File last updated: 8/8/2016
Ian Wilson joined the Centre College faculty in the fall of 2003 as a visiting instructor of German and Humanities. He was awarded Centre’s “Rookie of the Year” in 2004 and in 2005 received the Kirk Award for excellence in teaching. He was named a Centre Scholar in 2009, and again in 2015, a two-year appointment recognizing teaching excellence, scholarship, and contributions to the Centre community.
He teaches courses in German language, literature, and culture, African American literature, and the first-year Humanities sequence. He has taken groups of students abroad during three CentreTerms and one summer and directed the Centre-in-Strasbourg program twice: in 2008-09 and in 2015-16.
His current research project focuses on evolving notions of space and place in contemporary German-language literature.
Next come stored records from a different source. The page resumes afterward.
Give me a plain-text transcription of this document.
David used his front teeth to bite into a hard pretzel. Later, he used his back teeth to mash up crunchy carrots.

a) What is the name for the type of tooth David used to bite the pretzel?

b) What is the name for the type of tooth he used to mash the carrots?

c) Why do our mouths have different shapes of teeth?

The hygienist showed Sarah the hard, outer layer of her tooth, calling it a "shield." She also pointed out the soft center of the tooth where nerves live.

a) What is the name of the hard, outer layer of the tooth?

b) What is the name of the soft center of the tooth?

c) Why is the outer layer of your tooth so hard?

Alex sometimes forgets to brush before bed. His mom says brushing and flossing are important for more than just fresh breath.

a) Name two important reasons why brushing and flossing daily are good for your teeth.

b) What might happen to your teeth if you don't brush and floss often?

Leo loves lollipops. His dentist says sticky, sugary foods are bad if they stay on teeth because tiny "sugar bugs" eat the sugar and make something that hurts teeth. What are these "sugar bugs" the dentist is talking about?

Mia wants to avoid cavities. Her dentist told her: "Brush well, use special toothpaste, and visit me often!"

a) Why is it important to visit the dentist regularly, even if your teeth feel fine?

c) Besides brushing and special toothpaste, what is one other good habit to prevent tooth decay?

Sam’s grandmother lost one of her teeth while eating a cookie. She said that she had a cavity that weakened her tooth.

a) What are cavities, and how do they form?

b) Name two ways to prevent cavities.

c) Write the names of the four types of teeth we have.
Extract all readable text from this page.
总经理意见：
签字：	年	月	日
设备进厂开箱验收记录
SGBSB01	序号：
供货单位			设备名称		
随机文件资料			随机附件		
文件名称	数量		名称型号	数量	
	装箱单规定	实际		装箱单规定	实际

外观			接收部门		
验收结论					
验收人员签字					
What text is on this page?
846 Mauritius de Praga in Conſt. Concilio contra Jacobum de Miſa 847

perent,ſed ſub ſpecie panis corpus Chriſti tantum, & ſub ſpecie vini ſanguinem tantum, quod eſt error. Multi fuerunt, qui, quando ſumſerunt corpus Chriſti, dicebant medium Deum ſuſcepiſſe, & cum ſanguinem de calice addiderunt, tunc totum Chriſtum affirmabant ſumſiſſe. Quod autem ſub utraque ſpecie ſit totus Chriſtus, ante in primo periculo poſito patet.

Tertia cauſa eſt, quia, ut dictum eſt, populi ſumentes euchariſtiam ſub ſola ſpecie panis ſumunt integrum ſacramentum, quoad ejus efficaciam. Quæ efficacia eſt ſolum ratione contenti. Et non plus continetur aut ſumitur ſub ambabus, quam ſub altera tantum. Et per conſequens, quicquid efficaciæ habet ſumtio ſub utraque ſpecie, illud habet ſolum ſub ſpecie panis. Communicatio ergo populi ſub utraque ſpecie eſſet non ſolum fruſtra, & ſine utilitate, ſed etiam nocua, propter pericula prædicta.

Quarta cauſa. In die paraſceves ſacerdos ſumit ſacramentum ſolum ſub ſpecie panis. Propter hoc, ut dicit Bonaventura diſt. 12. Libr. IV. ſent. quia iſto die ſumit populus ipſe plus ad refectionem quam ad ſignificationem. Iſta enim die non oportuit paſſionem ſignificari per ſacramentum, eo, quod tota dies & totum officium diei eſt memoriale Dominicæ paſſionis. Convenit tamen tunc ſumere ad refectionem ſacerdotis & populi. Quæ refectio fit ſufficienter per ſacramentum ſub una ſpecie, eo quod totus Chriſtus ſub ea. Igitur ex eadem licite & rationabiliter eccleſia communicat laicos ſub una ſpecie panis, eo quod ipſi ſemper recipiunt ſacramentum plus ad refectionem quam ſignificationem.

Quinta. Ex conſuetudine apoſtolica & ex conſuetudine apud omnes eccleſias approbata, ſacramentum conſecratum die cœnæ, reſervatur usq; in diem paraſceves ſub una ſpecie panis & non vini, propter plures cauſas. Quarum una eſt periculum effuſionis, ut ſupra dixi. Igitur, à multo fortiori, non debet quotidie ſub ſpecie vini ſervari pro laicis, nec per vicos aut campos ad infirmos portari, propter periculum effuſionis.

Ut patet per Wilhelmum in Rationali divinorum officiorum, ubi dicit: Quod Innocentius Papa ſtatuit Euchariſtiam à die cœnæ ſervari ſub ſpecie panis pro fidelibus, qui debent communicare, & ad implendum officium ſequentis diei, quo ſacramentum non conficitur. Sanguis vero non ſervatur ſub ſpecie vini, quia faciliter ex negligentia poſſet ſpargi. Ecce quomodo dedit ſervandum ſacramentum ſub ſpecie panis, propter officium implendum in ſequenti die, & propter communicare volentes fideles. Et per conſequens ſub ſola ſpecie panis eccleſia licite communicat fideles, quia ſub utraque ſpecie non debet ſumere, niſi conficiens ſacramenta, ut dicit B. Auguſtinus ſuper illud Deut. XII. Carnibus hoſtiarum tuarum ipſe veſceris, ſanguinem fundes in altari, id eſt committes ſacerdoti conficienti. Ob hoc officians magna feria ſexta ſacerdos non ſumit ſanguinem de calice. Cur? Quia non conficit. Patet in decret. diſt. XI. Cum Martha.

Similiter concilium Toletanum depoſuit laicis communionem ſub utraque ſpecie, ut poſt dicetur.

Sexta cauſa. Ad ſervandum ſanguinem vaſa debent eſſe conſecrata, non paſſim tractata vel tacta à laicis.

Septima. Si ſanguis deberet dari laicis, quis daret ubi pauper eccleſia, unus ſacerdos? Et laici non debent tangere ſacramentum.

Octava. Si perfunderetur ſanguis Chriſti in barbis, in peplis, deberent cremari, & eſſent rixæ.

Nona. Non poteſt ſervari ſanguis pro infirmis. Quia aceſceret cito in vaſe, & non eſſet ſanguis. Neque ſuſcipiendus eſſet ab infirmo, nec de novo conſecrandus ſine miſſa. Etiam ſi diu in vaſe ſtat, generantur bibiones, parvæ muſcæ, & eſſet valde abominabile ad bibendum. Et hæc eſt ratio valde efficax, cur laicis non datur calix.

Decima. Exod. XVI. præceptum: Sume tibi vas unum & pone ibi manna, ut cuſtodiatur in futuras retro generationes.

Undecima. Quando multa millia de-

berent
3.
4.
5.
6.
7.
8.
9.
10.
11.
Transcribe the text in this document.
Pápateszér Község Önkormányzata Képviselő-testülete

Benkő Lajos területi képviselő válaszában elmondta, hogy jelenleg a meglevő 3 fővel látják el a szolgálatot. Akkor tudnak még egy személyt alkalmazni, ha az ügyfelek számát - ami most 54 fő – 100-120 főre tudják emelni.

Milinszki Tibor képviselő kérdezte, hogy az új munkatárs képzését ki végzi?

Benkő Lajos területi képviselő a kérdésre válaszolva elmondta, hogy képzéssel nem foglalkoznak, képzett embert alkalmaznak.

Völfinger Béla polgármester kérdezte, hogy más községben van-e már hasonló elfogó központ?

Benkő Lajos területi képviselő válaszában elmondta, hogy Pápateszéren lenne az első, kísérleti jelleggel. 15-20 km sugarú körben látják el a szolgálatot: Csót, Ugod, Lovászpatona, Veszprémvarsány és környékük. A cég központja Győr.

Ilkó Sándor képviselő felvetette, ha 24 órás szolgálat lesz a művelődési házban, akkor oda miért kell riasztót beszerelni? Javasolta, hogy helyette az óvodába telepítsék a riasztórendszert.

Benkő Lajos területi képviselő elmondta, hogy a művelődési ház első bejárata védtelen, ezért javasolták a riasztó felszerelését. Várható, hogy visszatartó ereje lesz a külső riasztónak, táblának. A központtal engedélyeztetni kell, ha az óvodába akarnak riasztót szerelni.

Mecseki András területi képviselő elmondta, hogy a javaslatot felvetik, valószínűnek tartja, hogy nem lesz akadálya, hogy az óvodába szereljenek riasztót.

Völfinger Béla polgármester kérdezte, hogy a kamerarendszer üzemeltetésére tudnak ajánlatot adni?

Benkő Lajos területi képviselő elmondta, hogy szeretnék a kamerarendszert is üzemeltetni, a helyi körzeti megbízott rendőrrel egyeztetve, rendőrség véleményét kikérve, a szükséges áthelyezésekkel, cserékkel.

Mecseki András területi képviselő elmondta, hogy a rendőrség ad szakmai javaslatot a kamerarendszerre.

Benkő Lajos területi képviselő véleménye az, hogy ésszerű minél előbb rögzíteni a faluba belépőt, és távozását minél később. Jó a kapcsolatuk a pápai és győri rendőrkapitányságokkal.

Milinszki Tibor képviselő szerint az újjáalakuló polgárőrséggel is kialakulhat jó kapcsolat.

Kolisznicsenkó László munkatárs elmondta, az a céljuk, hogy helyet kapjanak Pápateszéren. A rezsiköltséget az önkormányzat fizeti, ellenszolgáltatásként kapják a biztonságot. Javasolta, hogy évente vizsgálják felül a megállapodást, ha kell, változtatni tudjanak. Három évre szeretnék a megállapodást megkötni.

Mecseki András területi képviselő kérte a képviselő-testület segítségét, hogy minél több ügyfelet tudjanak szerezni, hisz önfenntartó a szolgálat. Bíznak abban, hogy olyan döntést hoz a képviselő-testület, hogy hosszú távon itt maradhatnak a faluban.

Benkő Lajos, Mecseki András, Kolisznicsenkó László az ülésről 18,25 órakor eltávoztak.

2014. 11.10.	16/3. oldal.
He is also developing a book on approaches to teaching W. G. Sebald’s novel Austerlitz with his Centre colleague Christina Svendsen. He is co-editor of the volume, Cosmopolitanism Reconsidered: Jürgen Habermas, Germany, and the European Union (Routledge, 2016). He has published articles on Samuel Beckett, Elfriede Jelinek, W. G. Sebald, and John Edgar Wideman; he was also a contributor to a German Studies Review forum on Germany and the Euro Crisis (2013) and An Encyclopedia of African American Literature (2005, Greenwood Press). Other scholarly interests include the Holocaust, monuments and memorialization, critical theory, and intersections between literature and other arts, especially photography and film. He has given papers at conferences of the Modern Language Association, the German Studies Association, the Austrian Studies Association, the American Comparative Literature Association, and the Southern Comparative Literature Association, and at the Kentucky Foreign Language Conference.
He was previously a teaching fellow at the University of North Carolina at Chapel Hill, where he taught courses in German, comparative literature, and German-language sections of courses in history and international studies. He was also a graduate teaching consultant at UNC-CH’s Center for Teaching and Learning.
Wilson is a member of Phi Beta Kappa and Delta Phi Alpha German national honor society. In 2000-01, he conducted research at the Internationales Forschungszentrum Kulturwissenschaften in Vienna, Austria as a Fulbright Scholar. He received another Fulbright for the summer of 2012. He holds an M.A. and Ph.D. in comparative literature from the University of North Carolina at Chapel Hill and a B.A. in comparative literature and German from the University of Wisconsin-Madison.